Leur action va bien au-delà du foot : « Les actions menées par l’Asd Villa Gordiani partent du football et du sport mais parlent de services à la population, de droits pour les travailleurs et de gestion collective du pouvoir et des espaces. À travers les fans et l’équipe elle-même, nous essayons de transmettre des messages inclusifs, antifascistes et anticapitalistes tant avec des mots que avec des actes et des actions. »
Leurs actions s’ancrent concrètement dans le local, avec de nombreuses actions de quartier. Le projet de réhabilitation du terrain pour en faire un centre social et culturel ouvert sur le quartier « une école de football populaire et organiser, entre autres activités, un soutien scolaire après l’école et populaire », ou les luttes contre les expulsions, fréquentes dans le quartier, au sein du Comité de lutte Villa Gordiani. Les membres de Villa organisent des actions de distribution de nourriture aux personnes en difficulté durant le confinement « nous avons créé le Groupe de Soutien Mutuel (Gruppo Appoggio Mutuo) Villa Gordiani (connecté au Groupe de Soutien Mutuel dans la zone de Rome-Est et actif dans d’autres districts voisins), pour distribuer des biens alimentaires, en organisant des collectes de solidarité et des livraisons à domicile en accordant une attention particulière à la santé de ceux qui ont besoin d’aide. »

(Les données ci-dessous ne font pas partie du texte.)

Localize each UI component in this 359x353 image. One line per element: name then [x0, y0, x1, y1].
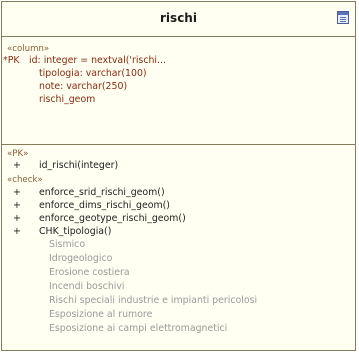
tipologia-value: Sismico — [49, 239, 86, 250]
tipologia-value: Incendi boschivi — [49, 281, 125, 292]
attribute-note[interactable]: note: varchar(250) — [39, 81, 127, 93]
operation-enforce-srid[interactable]: enforce_srid_rischi_geom() — [39, 187, 165, 199]
visibility-marker: + — [13, 187, 21, 198]
class-box-rischi[interactable]: rischi «column» *PK id: integer = nextva… — [1, 1, 356, 351]
tipologia-value: Rischi speciali industrie e impianti per… — [49, 295, 258, 306]
visibility-marker: + — [13, 213, 21, 224]
operation-enforce-dims[interactable]: enforce_dims_rischi_geom() — [39, 200, 170, 212]
attribute-tipologia[interactable]: tipologia: varchar(100) — [39, 68, 147, 80]
table-icon — [337, 11, 349, 24]
tipologia-value: Esposizione al rumore — [49, 309, 153, 320]
operation-chk-tipologia[interactable]: CHK_tipologia() — [39, 226, 111, 238]
operation-id-rischi[interactable]: id_rischi(integer) — [39, 160, 118, 172]
visibility-marker: + — [13, 200, 21, 211]
visibility-marker: + — [13, 226, 21, 237]
attribute-rischi-geom[interactable]: rischi_geom — [39, 94, 95, 106]
operation-enforce-geotype[interactable]: enforce_geotype_rischi_geom() — [39, 213, 186, 225]
check-stereotype: «check» — [7, 175, 43, 185]
compartment-divider — [2, 144, 355, 145]
pk-stereotype: «PK» — [7, 149, 29, 159]
class-header: rischi — [2, 2, 355, 37]
tipologia-value: Idrogeologico — [49, 253, 113, 264]
attribute-id[interactable]: id: integer = nextval('rischi... — [29, 55, 166, 67]
visibility-marker: + — [13, 160, 21, 171]
column-stereotype: «column» — [7, 44, 50, 54]
class-title: rischi — [160, 11, 197, 25]
tipologia-value: Erosione costiera — [49, 267, 130, 278]
tipologia-value: Esposizione ai campi elettromagnetici — [49, 323, 228, 334]
pk-marker: *PK — [3, 55, 20, 66]
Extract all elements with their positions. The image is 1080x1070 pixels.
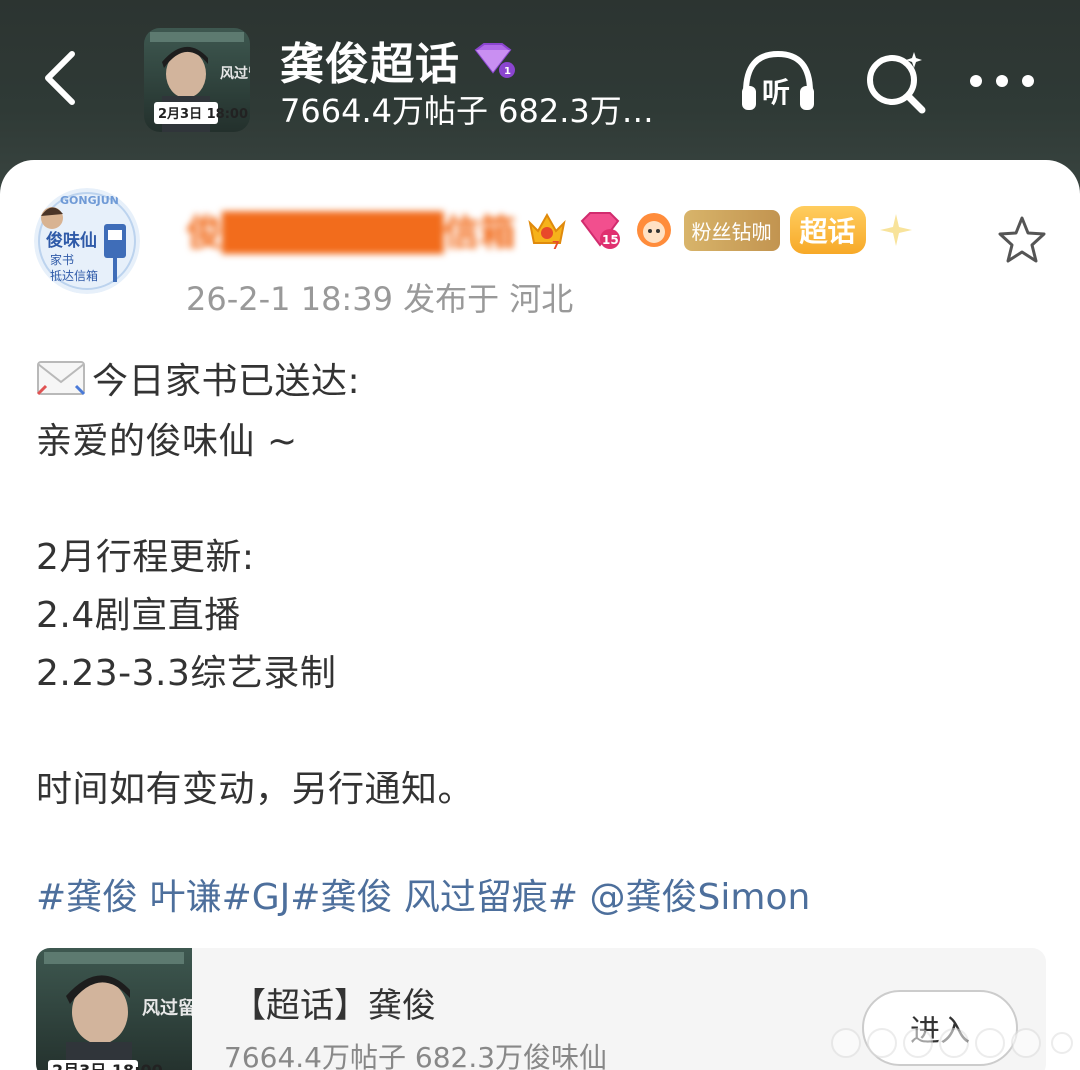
search-button[interactable] xyxy=(856,48,936,114)
hashtag-2[interactable]: GJ xyxy=(252,877,291,918)
back-button[interactable] xyxy=(30,48,90,108)
hashtag-row: #龚俊 叶谦#GJ#龚俊 风过留痕# @龚俊Simon xyxy=(36,868,810,920)
envelope-icon xyxy=(36,361,86,396)
author-row: 俊████████信箱 7 15 粉丝钻咖 超话 xyxy=(186,202,916,258)
topic-thumbnail[interactable]: 风过留痕 2月3日 18:00 xyxy=(144,28,250,132)
search-icon xyxy=(867,52,926,114)
card-poster-title: 风过留痕 xyxy=(142,997,192,1019)
diamond-level: 15 xyxy=(602,233,619,247)
post-line-1-row: 今日家书已送达: xyxy=(36,352,360,404)
post-meta: 26-2-1 18:39 发布于 河北 xyxy=(186,280,574,318)
topic-card-thumbnail: 风过留痕 2月3日 18:00 xyxy=(36,948,215,1070)
more-button[interactable] xyxy=(962,48,1042,114)
listen-button[interactable]: 听 xyxy=(738,48,818,114)
poster-date: 2月3日 18:00 xyxy=(158,107,248,122)
topic-stats: 7664.4万帖子 682.3万… xyxy=(280,92,654,130)
fan-badge: 粉丝钻咖 xyxy=(683,209,780,251)
chaohua-badge: 超话 xyxy=(789,206,866,254)
poster-title: 风过留痕 xyxy=(220,65,250,82)
post-line-4: 2.4剧宣直播 xyxy=(36,595,241,636)
avatar-ring-text: GONGJUN xyxy=(60,194,119,207)
avatar-line3: 抵达信箱 xyxy=(50,268,98,283)
topic-card-title: 【超话】龚俊 xyxy=(232,986,436,1026)
post-line-5: 2.23-3.3综艺录制 xyxy=(36,653,337,694)
svg-text:1: 1 xyxy=(504,66,512,77)
watermark xyxy=(831,1028,1073,1058)
post-line-2: 亲爱的俊味仙 ~ xyxy=(36,421,298,462)
topic-title-row: 龚俊超话 1 xyxy=(280,28,516,92)
author-name[interactable]: 俊████████信箱 xyxy=(186,204,516,256)
crown-level: 7 xyxy=(552,239,560,251)
hashtag-3[interactable]: #龚俊 风过留痕# xyxy=(290,877,578,918)
crown-badge-icon: 7 xyxy=(527,212,566,251)
headphones-icon: 听 xyxy=(742,50,814,110)
more-icon xyxy=(970,75,1034,87)
avatar-line1: 俊味仙 xyxy=(46,230,97,251)
avatar[interactable]: GONGJUN 俊味仙 家书 抵达信箱 xyxy=(34,188,140,294)
hashtag-1[interactable]: #龚俊 叶谦# xyxy=(36,877,252,918)
post-line-1: 今日家书已送达: xyxy=(92,361,361,402)
topic-title: 龚俊超话 xyxy=(280,39,460,90)
diamond-badge-icon: 1 xyxy=(474,43,515,78)
diamond-level-icon: 15 xyxy=(580,212,620,249)
topic-card-stats: 7664.4万帖子 682.3万俊味仙 xyxy=(224,1041,608,1070)
post-line-3: 2月行程更新: xyxy=(36,537,255,578)
star-icon xyxy=(998,216,1046,263)
post-line-6: 时间如有变动，另行通知。 xyxy=(36,769,475,810)
avatar-line2: 家书 xyxy=(50,252,74,267)
card-poster-date: 2月3日 18:00 xyxy=(52,1061,163,1070)
post-card: GONGJUN 俊味仙 家书 抵达信箱 俊████████信箱 7 15 粉丝钻… xyxy=(0,160,1080,1070)
fan-avatar-badge-icon xyxy=(636,213,671,247)
sparkle-icon xyxy=(879,214,912,246)
favorite-button[interactable] xyxy=(996,214,1048,266)
back-arrow-icon xyxy=(45,51,75,105)
listen-label: 听 xyxy=(762,76,790,109)
mention-link[interactable]: @龚俊Simon xyxy=(590,877,811,918)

Si Villa Gordiani a perdu sa bataille contre l’administration pour la réhabilitation du terrain historique, détruit en 2019 « détruisant un bien public et les rêves d’une utilisation collective et sociale de cet espace », les actions de l’association restent nombreuses et se consolident dans la ville. « Ces derniers mois nous avons travaillé dur pour transformer notre projet sportif et social. Depuis la pandémie, nous avons créé une assemblée avec d’autres personnes du quartier et notre intention est de structurer cette assemblée comme point de référence politique .» Et nous rappelle l’importance d’autant plus grande de ces actions sociales et politiques dans les temps actuels : « Des relations importantes se sont nouées sur le plan social et nous savons qu’en ce moment historique où l’avenir est incertain il faudra lutter ensemble pour arracher ce qui nous est dû, qu’il s’agisse de sport, de santé collective ou de conditions de travail et économiques. »

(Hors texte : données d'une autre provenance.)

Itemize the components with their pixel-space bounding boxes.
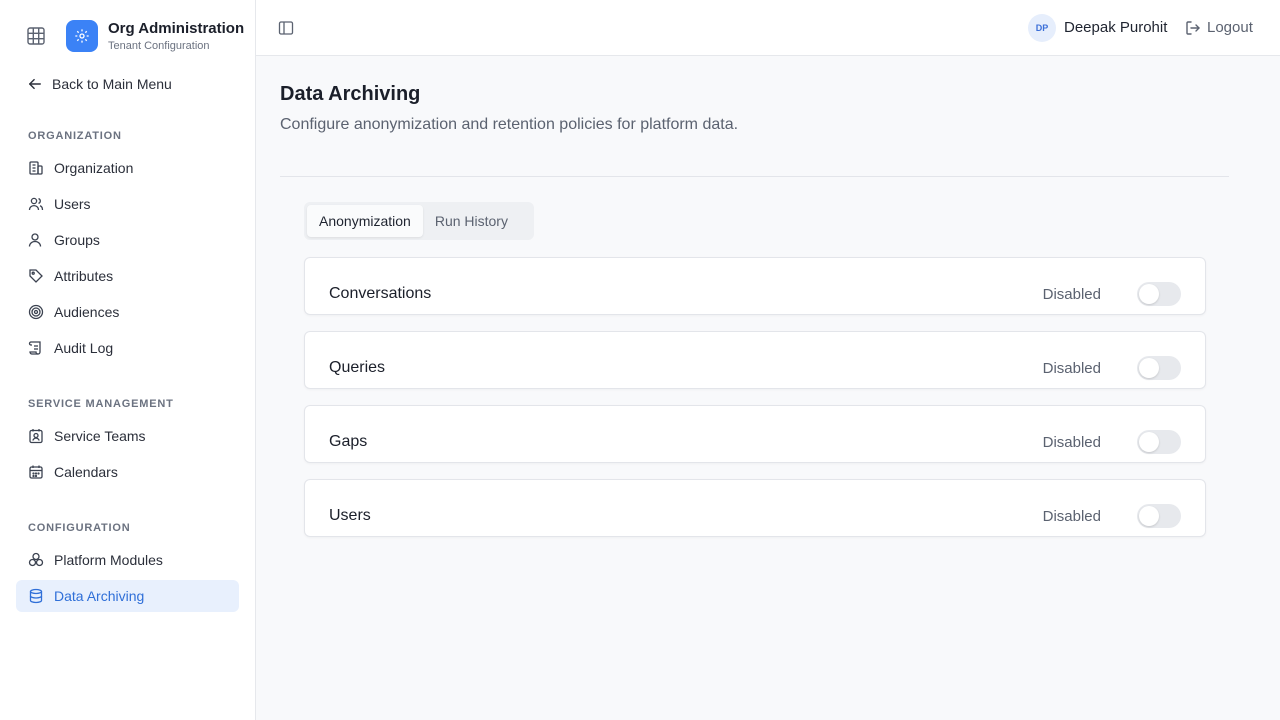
gear-icon bbox=[75, 29, 89, 43]
status-text: Disabled bbox=[1042, 286, 1101, 303]
archive-card-gaps: Gaps Disabled bbox=[304, 405, 1206, 463]
modules-icon bbox=[28, 552, 44, 567]
top-header: DP Deepak Purohit Logout bbox=[256, 0, 1280, 56]
archive-card-queries: Queries Disabled bbox=[304, 331, 1206, 389]
section-title-service-management: SERVICE MANAGEMENT bbox=[28, 398, 174, 410]
sidebar-item-audit-log[interactable]: Audit Log bbox=[16, 332, 239, 364]
logout-button[interactable]: Logout bbox=[1185, 19, 1253, 36]
conversations-toggle[interactable] bbox=[1137, 282, 1181, 306]
contact-icon bbox=[29, 429, 43, 444]
archive-card-conversations: Conversations Disabled bbox=[304, 257, 1206, 315]
sidebar-item-audiences[interactable]: Audiences bbox=[16, 296, 239, 328]
sidebar-item-label: Audiences bbox=[54, 304, 120, 320]
card-label: Queries bbox=[329, 359, 386, 376]
back-link-label: Back to Main Menu bbox=[52, 76, 172, 92]
user-name[interactable]: Deepak Purohit bbox=[1064, 19, 1167, 36]
card-label: Users bbox=[329, 507, 371, 524]
scroll-icon bbox=[28, 341, 41, 355]
brand-title: Org Administration bbox=[108, 20, 245, 37]
calendar-icon bbox=[29, 465, 43, 479]
sidebar-item-label: Service Teams bbox=[54, 428, 146, 444]
sidebar-item-service-teams[interactable]: Service Teams bbox=[16, 420, 239, 452]
logout-label: Logout bbox=[1207, 19, 1253, 36]
tab-list: Anonymization Run History bbox=[304, 202, 534, 240]
app-grid-icon[interactable] bbox=[27, 27, 45, 45]
sidebar-item-groups[interactable]: Groups bbox=[16, 224, 239, 256]
toggle-knob bbox=[1139, 284, 1159, 304]
brand-subtitle: Tenant Configuration bbox=[108, 40, 210, 52]
sidebar-item-label: Groups bbox=[54, 232, 100, 248]
queries-toggle[interactable] bbox=[1137, 356, 1181, 380]
database-icon bbox=[29, 588, 43, 604]
tag-icon bbox=[29, 269, 43, 283]
card-label: Conversations bbox=[329, 285, 432, 302]
arrow-left-icon bbox=[29, 78, 41, 90]
sidebar-item-label: Calendars bbox=[54, 464, 118, 480]
page-description: Configure anonymization and retention po… bbox=[280, 116, 739, 133]
sidebar-item-attributes[interactable]: Attributes bbox=[16, 260, 239, 292]
sidebar-item-label: Organization bbox=[54, 160, 134, 176]
groups-icon bbox=[28, 233, 42, 247]
section-title-organization: ORGANIZATION bbox=[28, 130, 122, 142]
target-icon bbox=[28, 304, 44, 320]
sidebar-item-platform-modules[interactable]: Platform Modules bbox=[16, 544, 239, 576]
sidebar-item-users[interactable]: Users bbox=[16, 188, 239, 220]
gaps-toggle[interactable] bbox=[1137, 430, 1181, 454]
logout-icon bbox=[1186, 20, 1200, 35]
tab-run-history[interactable]: Run History bbox=[423, 205, 520, 237]
sidebar-item-label: Platform Modules bbox=[54, 552, 163, 568]
divider bbox=[280, 176, 1229, 177]
sidebar-item-organization[interactable]: Organization bbox=[16, 152, 239, 184]
sidebar-toggle-icon[interactable] bbox=[278, 20, 294, 36]
users-icon bbox=[28, 197, 44, 211]
toggle-knob bbox=[1139, 358, 1159, 378]
sidebar-item-label: Users bbox=[54, 196, 91, 212]
toggle-knob bbox=[1139, 506, 1159, 526]
section-title-configuration: CONFIGURATION bbox=[28, 522, 131, 534]
archive-card-users: Users Disabled bbox=[304, 479, 1206, 537]
sidebar-item-calendars[interactable]: Calendars bbox=[16, 456, 239, 488]
back-to-main-menu-link[interactable]: Back to Main Menu bbox=[28, 74, 172, 94]
page-title: Data Archiving bbox=[280, 83, 421, 105]
sidebar-item-label: Audit Log bbox=[54, 340, 114, 356]
status-text: Disabled bbox=[1042, 360, 1101, 377]
brand-logo bbox=[66, 20, 98, 52]
brand-header: Org Administration Tenant Configuration bbox=[0, 0, 255, 72]
card-label: Gaps bbox=[329, 433, 368, 450]
sidebar-item-label: Data Archiving bbox=[54, 588, 145, 604]
status-text: Disabled bbox=[1042, 434, 1101, 451]
sidebar-item-label: Attributes bbox=[54, 268, 114, 284]
toggle-knob bbox=[1139, 432, 1159, 452]
building-icon bbox=[29, 161, 43, 175]
avatar[interactable]: DP bbox=[1028, 14, 1056, 42]
users-toggle[interactable] bbox=[1137, 504, 1181, 528]
sidebar: Org Administration Tenant Configuration … bbox=[0, 0, 256, 720]
tab-anonymization[interactable]: Anonymization bbox=[307, 205, 423, 237]
sidebar-item-data-archiving[interactable]: Data Archiving bbox=[16, 580, 239, 612]
status-text: Disabled bbox=[1042, 508, 1101, 525]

Le rôle à jouer est immense et les collectif de foot populaire participent à un renouveau nécessaire, tant dans le milieu du foot que dans la communauté. L’association est en lien avec d’autres équipes de football populaire en Italie, car la dynamique est forte et réelle. Ils se réunissent à la No Racism Cup qui a lieu chaque année en août dans le Salento (province de Lecce), ou lors d’assemblées nationales. Nécessaire, et profitant à tous, ce mouvement ne peut que continuer à prendre de l’ampleur tant en Italie qu’en Europe.